Methods: This review is based on findings from original articles, however, the results of recent candidate gene studies are intended to update previous review articles.
Results: There remains no concrete non-MHC locus for MS, although there are enough findings of sufficient interest to warrant further investigation and optimism. Stratification of genome scan data based on MHC class II suggests that it interacts differentially with non-MHC loci and that it contributes moderately to disease susceptibility. Candidate gene studies have continued to return negative and ambiguous results, and follow-up fine mapping of suggestive linkages from the UK genome scan has proven unsuccessful in identifying significant linkages. Genetic analysis of crosses between mouse strains that are differentially susceptible to experimental allergic encephalomyelitis (EAE) has yielded linkages corresponding to putative MS susceptibility loci. However, recent successes in transgenic mice may provide an alternative to EAE, regarded by some as a poor model of MS.

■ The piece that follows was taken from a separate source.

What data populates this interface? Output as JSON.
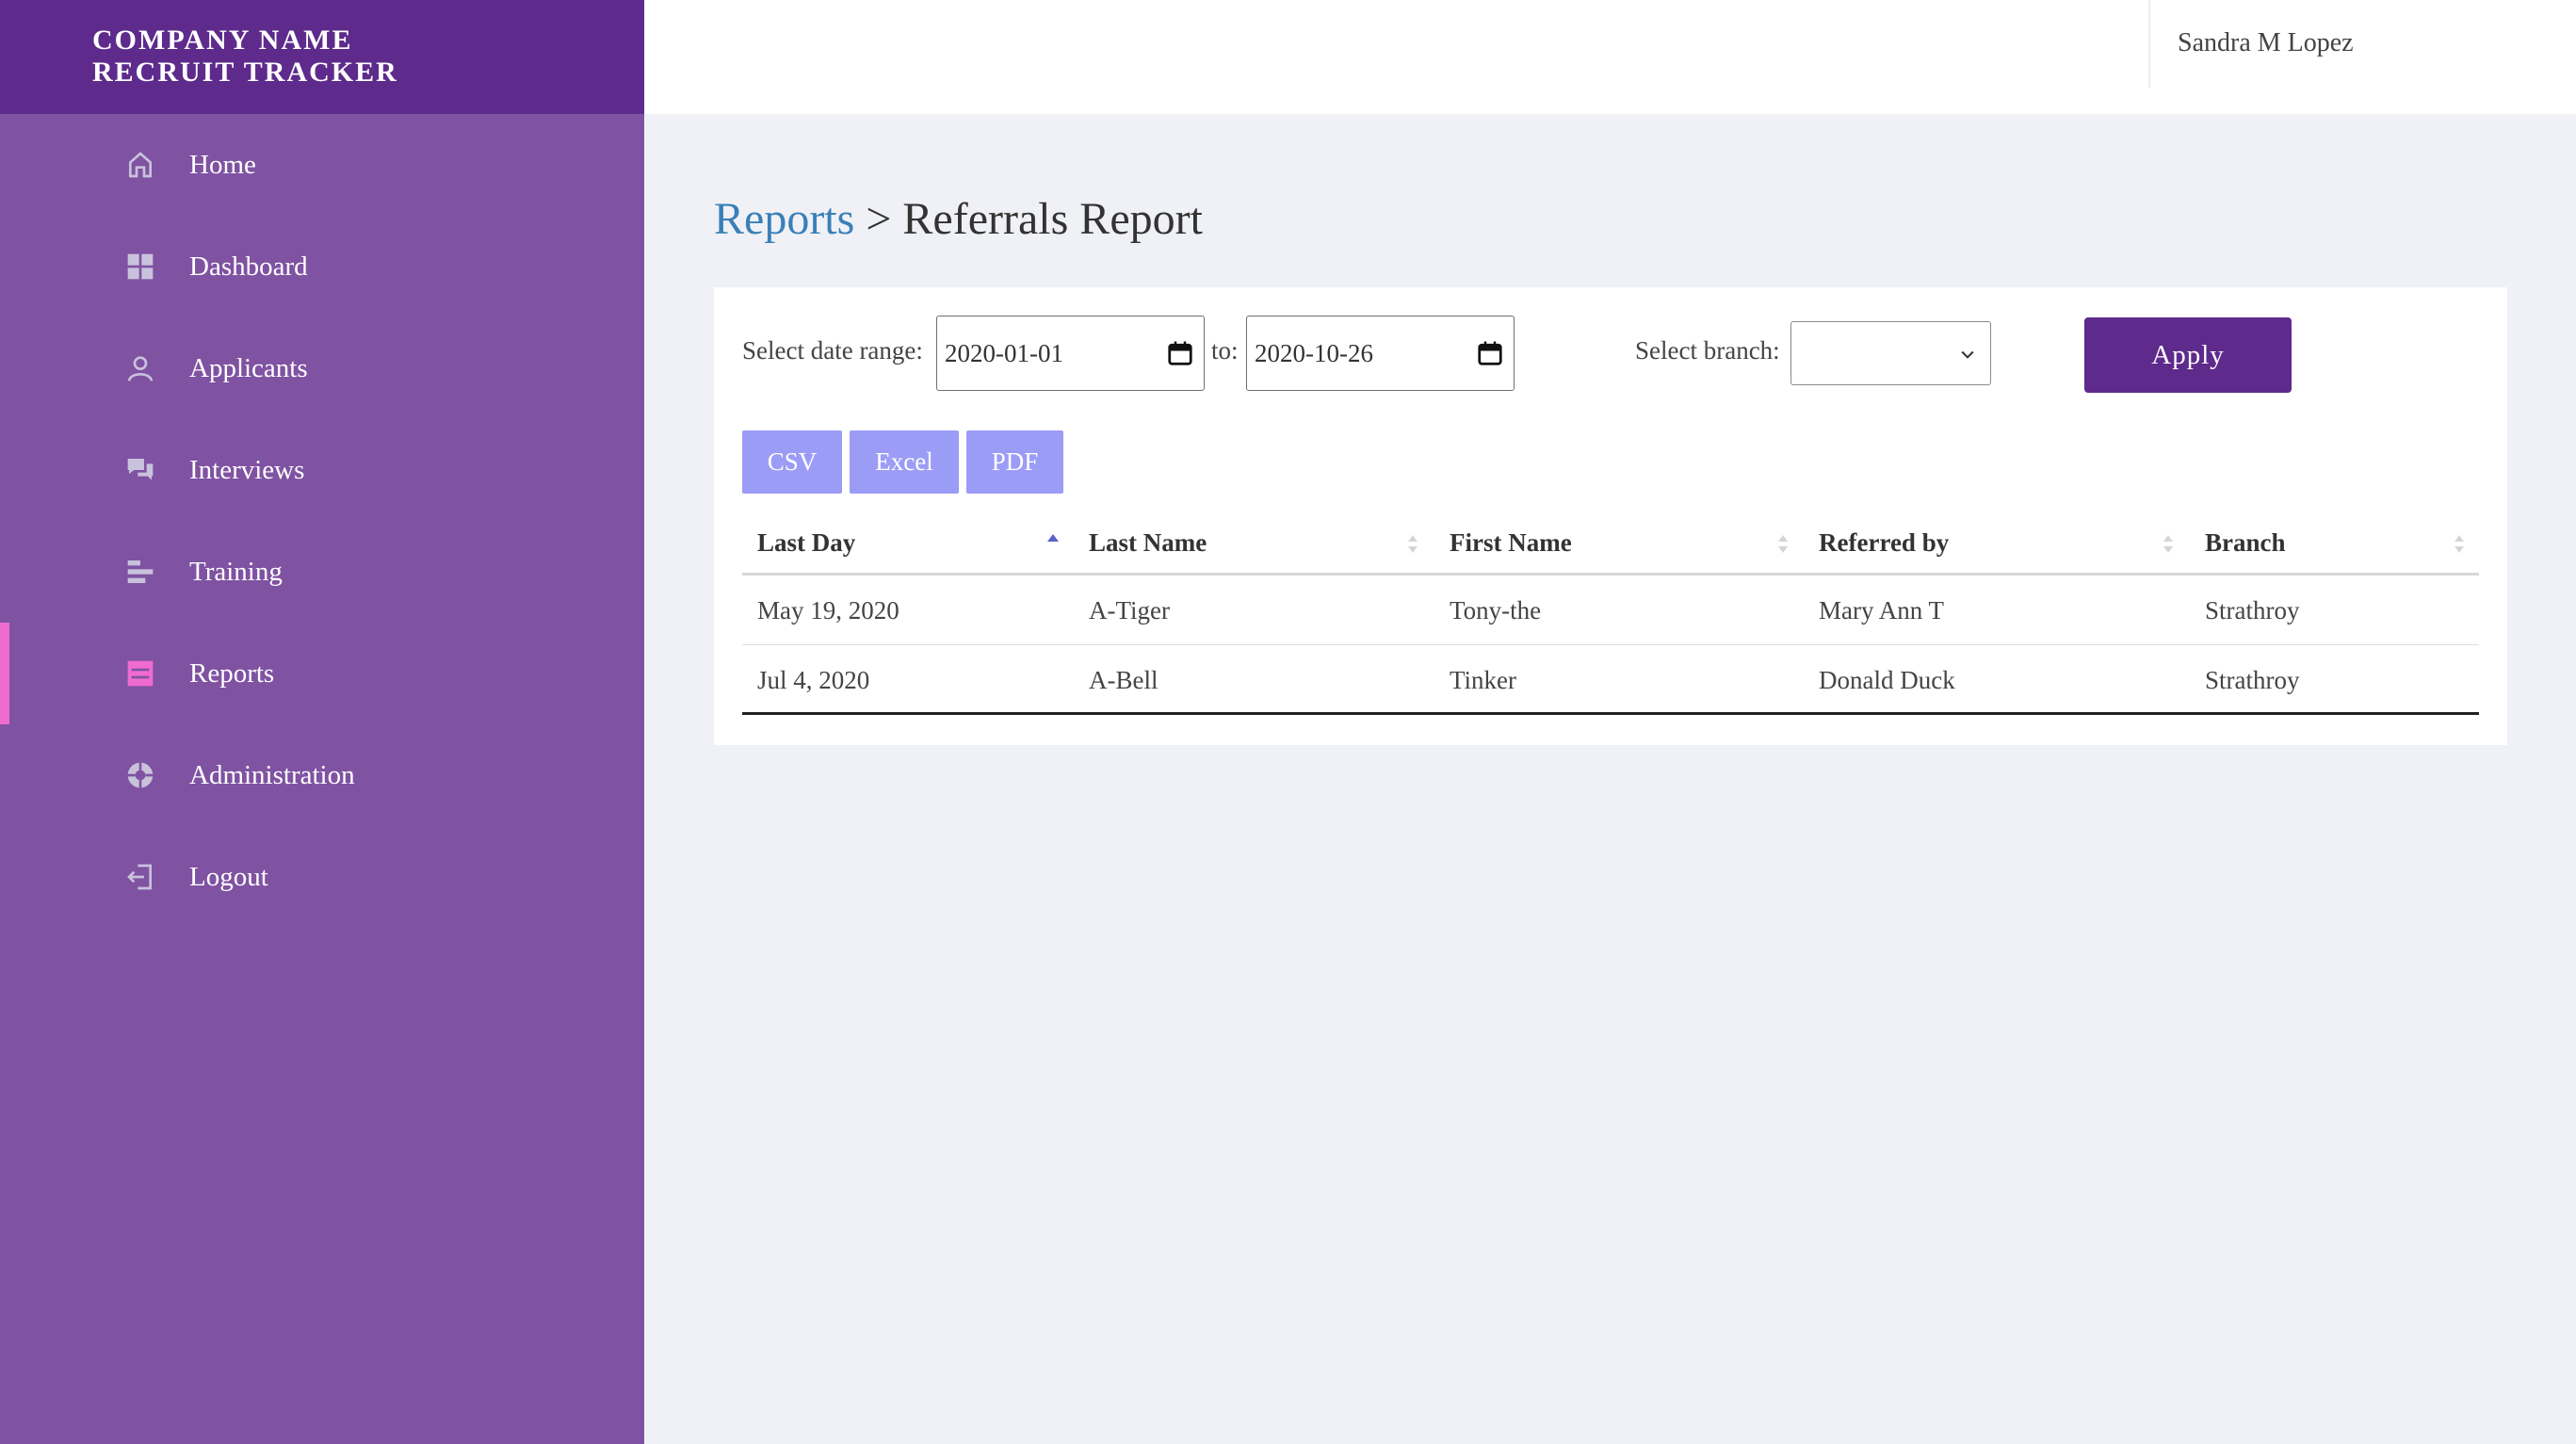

Conclusion: The first whole genome search for a common human disease was performed over five years ago, and it is now clear, from the lack success in this field, that the genetic complexity of these traits has been underestimated. The genome-wide searches for MS susceptibility genes have suffered from insufficient statistical power, which has probably been compounded by disease and genetic heterogeneity. Studies in isolated populations and better laboratory and clinical definitions of disease are both steps in the right direction to solving these problems. Not withstanding the negative effects of genetic heterogeneity, pooling of resources for meta-analyses may provide the increase in statistical power required for detection of loci that exert a moderate or small effect on disease predisposition.